Business cities slower to recover

Where travel recovery has been slower has been the business sector, and travel based around business taken longer to recover. Even this summer, consumers are generally heading for traditional holiday spots and some cities with more of a business bias have been lagging.

One such example is Germany, although there are signs of a bounce back in corporate performance as occupancy levels on midweek nights – a typical indicator of business travel levels – have moved upwards.

“That does indicate that business travel is starting to return. I think certainly the conferences are very much back and we're starting to see some peaks German cities that are reliant on fairs. From a city perspective, anyway, midweek demand is starting to return, which we use as a proxy for corporate demand.”

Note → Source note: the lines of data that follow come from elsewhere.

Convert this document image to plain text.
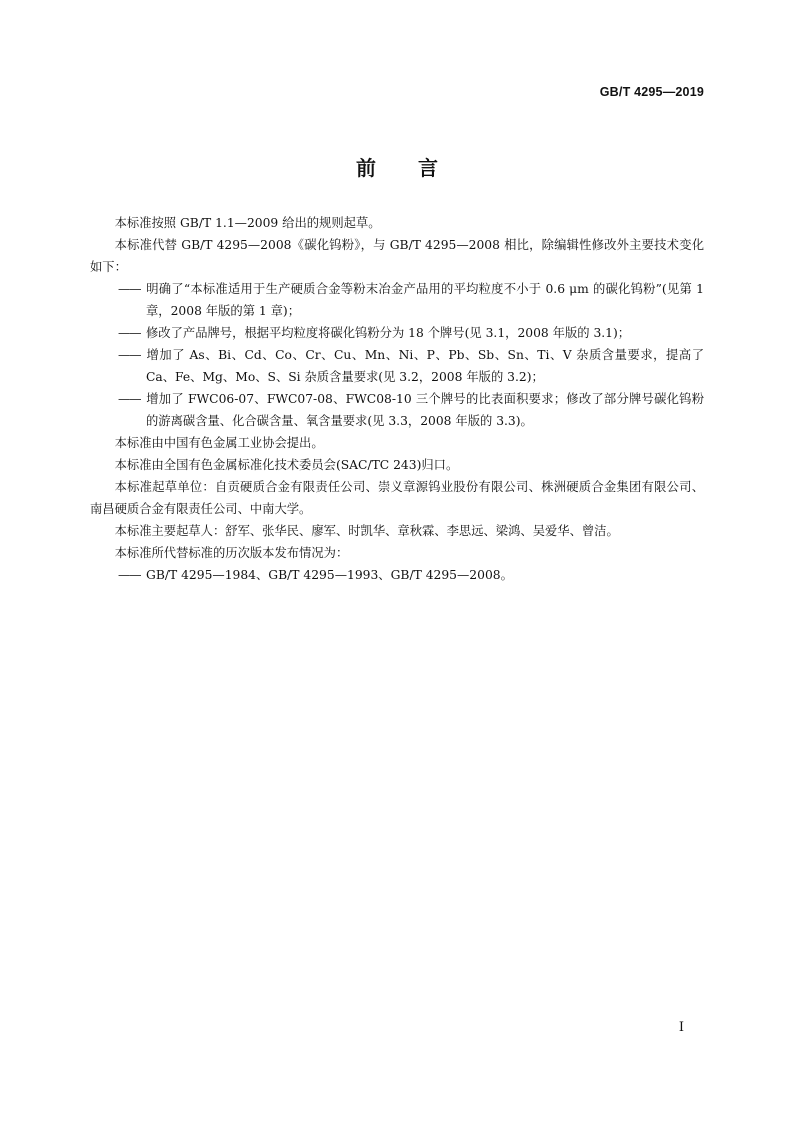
GB/T 4295—2019
前 言

本标准按照 GB/T 1.1—2009 给出的规则起草。

本标准代替 GB/T 4295—2008《碳化钨粉》，与 GB/T 4295—2008 相比，除编辑性修改外主要技术变化如下：

—— 明确了“本标准适用于生产硬质合金等粉末冶金产品用的平均粒度不小于 0.6 μm 的碳化钨粉”(见第 1 章，2008 年版的第 1 章)；

—— 修改了产品牌号，根据平均粒度将碳化钨粉分为 18 个牌号(见 3.1，2008 年版的 3.1)；

—— 增加了 As、Bi、Cd、Co、Cr、Cu、Mn、Ni、P、Pb、Sb、Sn、Ti、V 杂质含量要求，提高了 Ca、Fe、Mg、Mo、S、Si 杂质含量要求(见 3.2，2008 年版的 3.2)；

—— 增加了 FWC06-07、FWC07-08、FWC08-10 三个牌号的比表面积要求；修改了部分牌号碳化钨粉的游离碳含量、化合碳含量、氧含量要求(见 3.3，2008 年版的 3.3)。

本标准由中国有色金属工业协会提出。

本标准由全国有色金属标准化技术委员会(SAC/TC 243)归口。

本标准起草单位：自贡硬质合金有限责任公司、崇义章源钨业股份有限公司、株洲硬质合金集团有限公司、南昌硬质合金有限责任公司、中南大学。

本标准主要起草人：舒军、张华民、廖军、时凯华、章秋霖、李思远、梁鸿、吴爱华、曾洁。

本标准所代替标准的历次版本发布情况为：

—— GB/T 4295—1984、GB/T 4295—1993、GB/T 4295—2008。

I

City hotels also suffered from the drop off in short breaks and city breaks, but Mintel’s Bryans says these are expected to take off again once consumer confidence fully recovers.

“These types of trips have fallen victim to the rising cost-of-living, but demand will inevitably recover as consumers have the means to fulfil their travel ambitions once again,” she says.

Overall, Emanuel believes that the picture for summer 2023 remains positive. Comparative figures will become increasingly challenging as growth is compared with stronger numbers, but the underlying trends show people are loathe to miss vacations.“Year on year, it's not going to look as fantastic as it did, because we're not coming off that really low recovery base,” he says. “But in terms of where we are versus 2019, the summer looks good.”